The Supreme Court is expected soon to decide — indeed, may have decided by the time you read this — whether to let stand or review a lower court decision clamping down on mail-order abortion. The focal point of the dispute is the widely used abortion drug mifepristone.
Mifepristone is used in more than half of all U.S. abortions. The drug causes abortion by breaking down the lining of a pregnant woman’s uterus.
Seeking review of a 5th U.S. Court decision imposing restrictions on the drug are the Food and Drug Administration (FDA), the U.S. Department of Justice, and Danco Laboratories, its manufacturer.
A group called the Alliance for Hippocratic Medicine, made up of pro-life physicians and others, claims the FDA, acting under pressure from the administrations of former president Barack Obama and President Joe Biden, cut corners to make mifepristone more easily available. (The group’s name is a reference to the oath, named for the Greek physician Hippocrates, by which physicians pledge themselves to practice medicine ethically.)
The case (Food and Drug Administration v. Alliance for Hippocratic Medicine) comes to the Supreme Court on appeal from a ruling last August by a three-judge panel of the 5th Circuit Court upholding a district court decision that placed substantial restrictions on the drug. The Supreme Court had earlier refused to consider the case until the 5th Circuit Court ruled on it.
If the Supreme Court declines to take up the case, it will be a victory for the pro-life side in the dispute. If it agrees, that will leave the outcome suspended until it hears and decides the case. A minimum of four justices must vote to hear a case for it to be accepted for review.
The FDA first gave its approval to mifepristone in 2000, then in 2016 and 2021 relaxed restrictions on it, allowing its use up to the 10th week of pregnancy — the point at which an unborn infant has a beating heart. The FDA also permitted nonphysician health care providers to prescribe the drug, and allowed it to be prescribed and sent through the mail without an in-person examination.

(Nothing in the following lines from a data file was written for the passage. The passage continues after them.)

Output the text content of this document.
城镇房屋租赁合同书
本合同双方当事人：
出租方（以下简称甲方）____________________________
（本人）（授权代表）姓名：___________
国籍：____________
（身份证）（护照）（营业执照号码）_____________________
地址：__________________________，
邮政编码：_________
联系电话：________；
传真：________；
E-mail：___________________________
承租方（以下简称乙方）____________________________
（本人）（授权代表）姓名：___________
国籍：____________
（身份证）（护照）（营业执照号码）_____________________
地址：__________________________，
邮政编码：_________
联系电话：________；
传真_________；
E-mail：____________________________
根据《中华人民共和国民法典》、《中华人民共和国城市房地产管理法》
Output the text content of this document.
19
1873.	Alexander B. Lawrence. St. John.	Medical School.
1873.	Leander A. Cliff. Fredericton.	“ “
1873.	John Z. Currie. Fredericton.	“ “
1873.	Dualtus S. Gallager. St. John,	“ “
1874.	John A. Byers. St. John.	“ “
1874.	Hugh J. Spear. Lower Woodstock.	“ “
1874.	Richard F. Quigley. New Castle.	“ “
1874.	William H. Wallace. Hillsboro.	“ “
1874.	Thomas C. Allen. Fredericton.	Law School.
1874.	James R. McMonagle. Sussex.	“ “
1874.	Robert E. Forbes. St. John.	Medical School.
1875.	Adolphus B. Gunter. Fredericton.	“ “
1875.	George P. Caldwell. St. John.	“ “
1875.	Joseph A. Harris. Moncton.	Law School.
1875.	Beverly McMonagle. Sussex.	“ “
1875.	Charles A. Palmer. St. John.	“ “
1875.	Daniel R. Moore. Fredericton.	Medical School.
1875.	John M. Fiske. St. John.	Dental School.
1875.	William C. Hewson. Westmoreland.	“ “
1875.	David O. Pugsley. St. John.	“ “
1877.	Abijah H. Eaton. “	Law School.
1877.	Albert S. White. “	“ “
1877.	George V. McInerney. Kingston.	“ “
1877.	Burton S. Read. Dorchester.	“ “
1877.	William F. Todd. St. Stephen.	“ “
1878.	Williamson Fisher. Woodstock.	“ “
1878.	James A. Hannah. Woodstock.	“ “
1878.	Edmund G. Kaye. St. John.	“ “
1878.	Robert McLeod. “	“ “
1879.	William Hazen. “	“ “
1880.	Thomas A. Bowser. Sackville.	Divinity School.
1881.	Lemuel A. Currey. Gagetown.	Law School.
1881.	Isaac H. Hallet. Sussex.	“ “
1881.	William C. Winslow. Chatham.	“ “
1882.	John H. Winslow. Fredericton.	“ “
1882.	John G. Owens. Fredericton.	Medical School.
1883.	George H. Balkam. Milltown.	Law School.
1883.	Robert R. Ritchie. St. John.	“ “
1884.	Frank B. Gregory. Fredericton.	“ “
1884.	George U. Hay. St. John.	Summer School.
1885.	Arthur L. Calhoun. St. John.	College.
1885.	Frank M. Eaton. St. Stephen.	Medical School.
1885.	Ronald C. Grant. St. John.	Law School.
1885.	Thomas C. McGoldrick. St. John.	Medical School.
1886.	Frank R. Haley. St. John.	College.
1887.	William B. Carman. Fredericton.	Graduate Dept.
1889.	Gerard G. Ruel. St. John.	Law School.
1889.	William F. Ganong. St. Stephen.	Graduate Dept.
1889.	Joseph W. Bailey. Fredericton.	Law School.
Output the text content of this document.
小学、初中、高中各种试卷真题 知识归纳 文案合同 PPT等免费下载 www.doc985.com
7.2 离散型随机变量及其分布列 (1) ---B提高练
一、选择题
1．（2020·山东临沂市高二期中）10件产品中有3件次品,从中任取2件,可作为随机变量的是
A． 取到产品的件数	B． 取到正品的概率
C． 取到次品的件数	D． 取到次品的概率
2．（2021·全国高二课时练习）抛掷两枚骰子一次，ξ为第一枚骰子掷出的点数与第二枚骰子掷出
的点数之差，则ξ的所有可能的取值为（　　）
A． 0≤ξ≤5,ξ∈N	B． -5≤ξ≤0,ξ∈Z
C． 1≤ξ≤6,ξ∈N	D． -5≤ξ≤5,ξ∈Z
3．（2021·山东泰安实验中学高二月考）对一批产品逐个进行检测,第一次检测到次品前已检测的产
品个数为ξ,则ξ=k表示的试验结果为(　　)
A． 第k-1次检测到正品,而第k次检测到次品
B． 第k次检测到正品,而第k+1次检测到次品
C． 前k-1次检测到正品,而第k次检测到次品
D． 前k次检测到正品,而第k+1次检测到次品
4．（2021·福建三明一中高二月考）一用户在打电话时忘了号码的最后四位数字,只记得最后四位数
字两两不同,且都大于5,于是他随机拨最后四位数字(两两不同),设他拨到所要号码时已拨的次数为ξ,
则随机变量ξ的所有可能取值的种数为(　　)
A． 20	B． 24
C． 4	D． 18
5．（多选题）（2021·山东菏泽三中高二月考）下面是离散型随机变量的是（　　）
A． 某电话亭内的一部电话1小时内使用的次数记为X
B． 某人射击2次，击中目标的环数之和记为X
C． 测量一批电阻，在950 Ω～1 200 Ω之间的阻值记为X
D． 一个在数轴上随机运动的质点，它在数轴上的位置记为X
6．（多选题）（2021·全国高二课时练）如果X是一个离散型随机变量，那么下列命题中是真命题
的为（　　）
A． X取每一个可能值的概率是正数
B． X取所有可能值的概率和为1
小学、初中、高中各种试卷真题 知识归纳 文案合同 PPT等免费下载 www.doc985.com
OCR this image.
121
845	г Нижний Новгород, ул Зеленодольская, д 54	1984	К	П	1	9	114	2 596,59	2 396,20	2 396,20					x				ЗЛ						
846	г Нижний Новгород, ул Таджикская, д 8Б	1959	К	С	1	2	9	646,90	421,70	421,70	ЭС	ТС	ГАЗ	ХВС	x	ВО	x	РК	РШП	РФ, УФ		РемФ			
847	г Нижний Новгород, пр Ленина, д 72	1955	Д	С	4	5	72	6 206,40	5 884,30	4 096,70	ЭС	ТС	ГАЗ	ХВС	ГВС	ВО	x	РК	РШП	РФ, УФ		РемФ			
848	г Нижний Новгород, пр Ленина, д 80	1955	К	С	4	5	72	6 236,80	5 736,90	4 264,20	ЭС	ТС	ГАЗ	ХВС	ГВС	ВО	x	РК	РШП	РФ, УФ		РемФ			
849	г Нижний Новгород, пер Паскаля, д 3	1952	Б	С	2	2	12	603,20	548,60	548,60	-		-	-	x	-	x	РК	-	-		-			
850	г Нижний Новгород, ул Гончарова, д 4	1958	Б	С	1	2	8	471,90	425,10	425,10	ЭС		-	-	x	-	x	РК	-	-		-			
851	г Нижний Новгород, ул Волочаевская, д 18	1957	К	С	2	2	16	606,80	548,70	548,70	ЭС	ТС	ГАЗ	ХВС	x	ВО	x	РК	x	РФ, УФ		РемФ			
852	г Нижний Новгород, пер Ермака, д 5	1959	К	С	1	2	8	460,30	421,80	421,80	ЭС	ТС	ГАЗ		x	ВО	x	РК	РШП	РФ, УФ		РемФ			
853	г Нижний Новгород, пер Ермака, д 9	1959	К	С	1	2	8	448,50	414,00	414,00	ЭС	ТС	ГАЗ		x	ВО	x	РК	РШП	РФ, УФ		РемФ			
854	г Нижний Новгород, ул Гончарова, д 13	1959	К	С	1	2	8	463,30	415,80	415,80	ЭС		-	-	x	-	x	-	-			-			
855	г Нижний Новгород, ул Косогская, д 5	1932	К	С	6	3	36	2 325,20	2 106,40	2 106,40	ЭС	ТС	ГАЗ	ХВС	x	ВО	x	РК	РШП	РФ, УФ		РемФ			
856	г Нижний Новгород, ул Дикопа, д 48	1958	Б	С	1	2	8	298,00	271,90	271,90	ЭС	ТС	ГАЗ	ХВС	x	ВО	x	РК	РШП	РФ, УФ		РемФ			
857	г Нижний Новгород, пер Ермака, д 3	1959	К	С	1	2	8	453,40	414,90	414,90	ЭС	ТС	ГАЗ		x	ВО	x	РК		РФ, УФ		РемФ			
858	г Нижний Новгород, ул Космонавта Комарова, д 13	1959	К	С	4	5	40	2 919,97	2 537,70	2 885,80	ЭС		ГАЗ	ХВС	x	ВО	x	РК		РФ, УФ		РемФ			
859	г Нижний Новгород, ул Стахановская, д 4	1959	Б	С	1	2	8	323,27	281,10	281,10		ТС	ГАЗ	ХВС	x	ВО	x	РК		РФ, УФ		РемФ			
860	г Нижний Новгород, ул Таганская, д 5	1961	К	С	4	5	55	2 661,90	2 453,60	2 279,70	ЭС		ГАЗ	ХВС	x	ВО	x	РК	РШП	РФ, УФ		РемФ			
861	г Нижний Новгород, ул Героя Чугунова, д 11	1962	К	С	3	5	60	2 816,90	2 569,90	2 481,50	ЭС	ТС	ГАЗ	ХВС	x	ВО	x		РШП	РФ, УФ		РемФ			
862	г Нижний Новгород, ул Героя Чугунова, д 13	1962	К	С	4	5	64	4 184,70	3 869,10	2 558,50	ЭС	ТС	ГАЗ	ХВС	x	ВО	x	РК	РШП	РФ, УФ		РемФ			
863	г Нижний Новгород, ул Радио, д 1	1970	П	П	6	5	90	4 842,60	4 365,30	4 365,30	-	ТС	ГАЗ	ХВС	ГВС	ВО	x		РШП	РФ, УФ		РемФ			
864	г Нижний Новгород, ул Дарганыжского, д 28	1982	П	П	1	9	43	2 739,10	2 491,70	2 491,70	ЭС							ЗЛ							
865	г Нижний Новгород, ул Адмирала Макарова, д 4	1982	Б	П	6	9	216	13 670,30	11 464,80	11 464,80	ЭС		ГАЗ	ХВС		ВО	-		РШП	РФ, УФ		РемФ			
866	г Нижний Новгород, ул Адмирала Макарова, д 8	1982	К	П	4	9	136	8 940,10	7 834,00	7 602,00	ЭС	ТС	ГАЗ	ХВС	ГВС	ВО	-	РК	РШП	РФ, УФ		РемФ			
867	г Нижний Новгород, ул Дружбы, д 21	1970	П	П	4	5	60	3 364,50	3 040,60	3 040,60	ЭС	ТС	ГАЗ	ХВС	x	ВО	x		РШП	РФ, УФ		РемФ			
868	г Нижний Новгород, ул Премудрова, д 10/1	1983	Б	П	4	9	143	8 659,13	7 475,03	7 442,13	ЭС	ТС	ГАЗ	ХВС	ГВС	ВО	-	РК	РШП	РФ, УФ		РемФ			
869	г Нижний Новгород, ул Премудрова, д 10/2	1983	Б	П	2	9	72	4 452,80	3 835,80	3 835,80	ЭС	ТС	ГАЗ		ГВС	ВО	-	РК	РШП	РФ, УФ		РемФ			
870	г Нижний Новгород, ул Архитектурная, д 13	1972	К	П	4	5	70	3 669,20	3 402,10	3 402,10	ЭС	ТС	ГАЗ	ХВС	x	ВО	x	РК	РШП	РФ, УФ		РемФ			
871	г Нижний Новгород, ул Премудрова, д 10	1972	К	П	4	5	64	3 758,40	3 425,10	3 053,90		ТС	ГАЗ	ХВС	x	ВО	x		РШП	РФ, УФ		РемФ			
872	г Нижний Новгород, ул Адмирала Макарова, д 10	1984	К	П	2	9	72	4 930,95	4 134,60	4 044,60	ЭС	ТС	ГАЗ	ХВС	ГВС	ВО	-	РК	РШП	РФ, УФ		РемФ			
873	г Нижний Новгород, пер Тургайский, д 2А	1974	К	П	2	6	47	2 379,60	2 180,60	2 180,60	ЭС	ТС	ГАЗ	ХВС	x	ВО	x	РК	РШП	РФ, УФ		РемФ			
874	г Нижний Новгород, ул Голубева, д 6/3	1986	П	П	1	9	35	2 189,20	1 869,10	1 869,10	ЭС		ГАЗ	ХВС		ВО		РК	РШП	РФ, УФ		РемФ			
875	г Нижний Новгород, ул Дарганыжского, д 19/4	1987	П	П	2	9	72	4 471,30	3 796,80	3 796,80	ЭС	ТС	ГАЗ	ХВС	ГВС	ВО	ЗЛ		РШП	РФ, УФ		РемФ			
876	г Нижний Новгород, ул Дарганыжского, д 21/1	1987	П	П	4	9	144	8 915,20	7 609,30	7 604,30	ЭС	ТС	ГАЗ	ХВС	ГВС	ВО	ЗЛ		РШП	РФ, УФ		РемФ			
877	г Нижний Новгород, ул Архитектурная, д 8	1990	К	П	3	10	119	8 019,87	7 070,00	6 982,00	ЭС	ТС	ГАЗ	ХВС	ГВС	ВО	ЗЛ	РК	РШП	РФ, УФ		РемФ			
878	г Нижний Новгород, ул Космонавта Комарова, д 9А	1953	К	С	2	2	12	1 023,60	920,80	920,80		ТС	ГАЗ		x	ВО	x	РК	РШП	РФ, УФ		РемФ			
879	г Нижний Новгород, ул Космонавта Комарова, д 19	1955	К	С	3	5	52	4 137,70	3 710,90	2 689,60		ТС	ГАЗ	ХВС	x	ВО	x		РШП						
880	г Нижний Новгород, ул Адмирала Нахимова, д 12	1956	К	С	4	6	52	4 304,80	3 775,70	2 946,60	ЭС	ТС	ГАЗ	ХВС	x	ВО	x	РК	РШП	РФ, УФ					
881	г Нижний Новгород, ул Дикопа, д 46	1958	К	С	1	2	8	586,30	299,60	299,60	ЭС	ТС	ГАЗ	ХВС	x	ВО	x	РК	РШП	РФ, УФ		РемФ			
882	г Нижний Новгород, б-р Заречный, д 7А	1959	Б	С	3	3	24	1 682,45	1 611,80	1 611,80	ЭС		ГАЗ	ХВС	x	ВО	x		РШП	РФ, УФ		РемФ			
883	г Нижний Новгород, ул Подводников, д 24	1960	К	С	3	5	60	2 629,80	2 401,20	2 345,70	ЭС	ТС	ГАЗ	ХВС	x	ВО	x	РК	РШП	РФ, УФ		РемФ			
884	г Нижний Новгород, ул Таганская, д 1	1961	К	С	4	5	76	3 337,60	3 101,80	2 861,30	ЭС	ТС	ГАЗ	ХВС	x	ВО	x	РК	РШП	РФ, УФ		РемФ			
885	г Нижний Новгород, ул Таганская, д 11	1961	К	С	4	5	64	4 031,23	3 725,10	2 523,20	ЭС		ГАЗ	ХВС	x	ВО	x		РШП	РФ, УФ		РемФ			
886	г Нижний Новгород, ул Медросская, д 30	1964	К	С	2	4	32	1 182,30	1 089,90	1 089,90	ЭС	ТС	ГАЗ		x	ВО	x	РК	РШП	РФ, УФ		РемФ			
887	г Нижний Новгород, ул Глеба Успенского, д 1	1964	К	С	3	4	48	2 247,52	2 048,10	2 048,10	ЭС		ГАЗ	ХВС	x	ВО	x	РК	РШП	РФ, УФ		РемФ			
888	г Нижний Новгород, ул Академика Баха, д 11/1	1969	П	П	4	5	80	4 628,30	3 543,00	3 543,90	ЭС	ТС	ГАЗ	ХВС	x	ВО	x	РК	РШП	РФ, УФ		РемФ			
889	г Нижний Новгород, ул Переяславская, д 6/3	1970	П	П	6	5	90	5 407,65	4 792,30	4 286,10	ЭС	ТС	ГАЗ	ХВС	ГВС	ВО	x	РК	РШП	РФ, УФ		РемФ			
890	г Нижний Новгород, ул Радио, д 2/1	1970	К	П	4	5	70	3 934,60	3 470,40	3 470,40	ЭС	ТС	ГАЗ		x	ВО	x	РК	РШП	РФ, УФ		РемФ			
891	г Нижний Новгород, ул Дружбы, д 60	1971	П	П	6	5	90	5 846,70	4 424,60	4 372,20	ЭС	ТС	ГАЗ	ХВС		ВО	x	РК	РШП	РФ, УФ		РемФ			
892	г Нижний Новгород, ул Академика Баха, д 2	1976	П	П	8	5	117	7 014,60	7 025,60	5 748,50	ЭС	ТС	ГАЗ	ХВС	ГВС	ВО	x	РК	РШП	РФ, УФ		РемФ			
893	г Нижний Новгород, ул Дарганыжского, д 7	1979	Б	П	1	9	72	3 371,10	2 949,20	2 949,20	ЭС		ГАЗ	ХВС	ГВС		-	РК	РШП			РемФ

The ruling by the 5th Circuit Court of Appeals — which covers Texas, Louisiana, and Mississippi — reduces the time frame from 10 weeks to seven, the point at which the fetus begins to feel pain. It bars nonphysician prescription of mifepristone and sending it through the mail, and requires three in-person visits by the woman to the prescribing doctor.
A fact sheet on chemical abortion prepared by the Secretariat of Pro-Life Activities of the U.S. Catholic Bishops’ Conference notes that the FDA, when approving chemical abortion in 2000, also issued “strict protocols” for the protection of the mother. The original safeguards were later incorporated in a Risk Evaluation and Mitigation Strategy adopted in 2011.
But, the fact sheet says, the safeguards were “severely weakened” in 2016 when the FDA began permitting nonphysicians to dispense the drug and reduced the number of office visits required from three to one. Then in 2021, it says, the FDA began allowing mail-order abortion and eliminating “any pretense of” a doctor-patient relationship. “With this action,” the fact sheet adds, there is no knowing “the full extent of harm to the women whom the FDA is supposed to protect.” Among the potential problems it lists are serious injury and even death resulting from complications like previously undetected ectopic pregnancy, severe blood loss, and other problems.
And all to what end? “In addition to being a profitable new ‘product,’ ” the USCCB fact sheet says, “telehealth, mail order, at-home, do-it-yourself chemical abortions are a boon to the abortion industry.”